O advogado chama a atenção para o fato de a sutileza da lei girar em torno da intenção da pessoa que estava praticando o ato quando foi pega: se portava e plantava para consumo ou para venda. O promotor João Pedro de Freitas Xavier, coordenador do Centro de Apoio Criminal do Ministério Público Estadual, reitera que crime é crime, não importa a intenção. O promotor alerta para o perigo da disseminação do vício na sociedade.

– O consumo de drogas, mesmo que para fins recreativos, é ilegal. É passível de ser caracterizado como tráfico – esclarece o promotor.

Responsável pelo inquérito que investiga o que aconteceu em dezembro, em Porto Alegre, o delegado Mario Souza, do Departamento Estadual de Investigação do Narcotráfico (Denarc), explica que será averiguado se houve ou não crime naquele dia.

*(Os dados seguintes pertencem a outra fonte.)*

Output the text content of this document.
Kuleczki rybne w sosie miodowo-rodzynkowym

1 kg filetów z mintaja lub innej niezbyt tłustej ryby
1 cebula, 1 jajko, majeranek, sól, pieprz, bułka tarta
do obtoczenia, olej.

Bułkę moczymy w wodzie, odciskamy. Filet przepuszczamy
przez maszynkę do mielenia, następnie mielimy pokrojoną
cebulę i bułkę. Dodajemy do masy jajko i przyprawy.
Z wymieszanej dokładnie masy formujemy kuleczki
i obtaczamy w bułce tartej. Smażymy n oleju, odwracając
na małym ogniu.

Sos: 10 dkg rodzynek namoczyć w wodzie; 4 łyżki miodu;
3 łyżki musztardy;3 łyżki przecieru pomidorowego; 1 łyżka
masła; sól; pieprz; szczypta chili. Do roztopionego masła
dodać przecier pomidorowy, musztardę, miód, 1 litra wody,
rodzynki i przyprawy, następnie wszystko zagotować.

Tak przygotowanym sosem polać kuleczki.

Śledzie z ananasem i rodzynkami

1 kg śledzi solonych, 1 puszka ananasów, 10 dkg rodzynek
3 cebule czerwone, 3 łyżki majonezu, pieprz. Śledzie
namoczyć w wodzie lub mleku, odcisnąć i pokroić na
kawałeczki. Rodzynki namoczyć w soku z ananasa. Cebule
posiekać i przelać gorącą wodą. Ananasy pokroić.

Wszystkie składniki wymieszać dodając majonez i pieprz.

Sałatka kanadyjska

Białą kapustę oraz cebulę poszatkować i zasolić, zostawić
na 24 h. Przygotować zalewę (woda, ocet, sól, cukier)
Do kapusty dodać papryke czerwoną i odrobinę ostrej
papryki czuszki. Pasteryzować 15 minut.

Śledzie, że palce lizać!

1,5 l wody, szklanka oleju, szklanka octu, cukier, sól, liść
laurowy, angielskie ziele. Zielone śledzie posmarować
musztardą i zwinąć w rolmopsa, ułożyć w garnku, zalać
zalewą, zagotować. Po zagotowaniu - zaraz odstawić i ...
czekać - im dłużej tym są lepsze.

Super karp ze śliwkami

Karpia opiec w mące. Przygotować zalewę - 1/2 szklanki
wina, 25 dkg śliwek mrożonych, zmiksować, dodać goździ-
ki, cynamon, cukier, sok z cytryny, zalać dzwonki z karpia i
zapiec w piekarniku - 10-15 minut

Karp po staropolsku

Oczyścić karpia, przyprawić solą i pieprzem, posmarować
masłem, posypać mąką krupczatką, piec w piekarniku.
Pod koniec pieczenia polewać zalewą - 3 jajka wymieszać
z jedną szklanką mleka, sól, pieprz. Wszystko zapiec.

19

– Uma coisa é o movimento pregar uma ideia, trazer o plantio como pauta. O que está sendo averiguado é o que ocorreu no sítio, se será caracterizado ou não como tráfico. O principal elemento de investigação é o vídeo que eles publicaram na internet e, ao que tudo indica, retiraram depois – disse Souza.

O que diz a lei
– Em vigor desde 2006, a Lei 11.343 prevê punições distintas a usuário e traficante. Quem é descoberto portando ou plantando drogas tem de assinar um termo circunstanciado. A pessoa pode ter de prestar serviços à comunidade e receber uma medida educativa, que prevê a obrigatoriedade de frequentar um programa ou curso.

– Se um grupo de amigos for pego fumando o mesmo cigarro, enquadra-se em uso compartilhado com pena prevista de seis meses a um ano de reclusão, que pode ser revertida em prestação de serviços comunitários.

– Já a quem comercializa drogas a lei atribui pena entre cinco e 15 anos de reclusão por tráfico.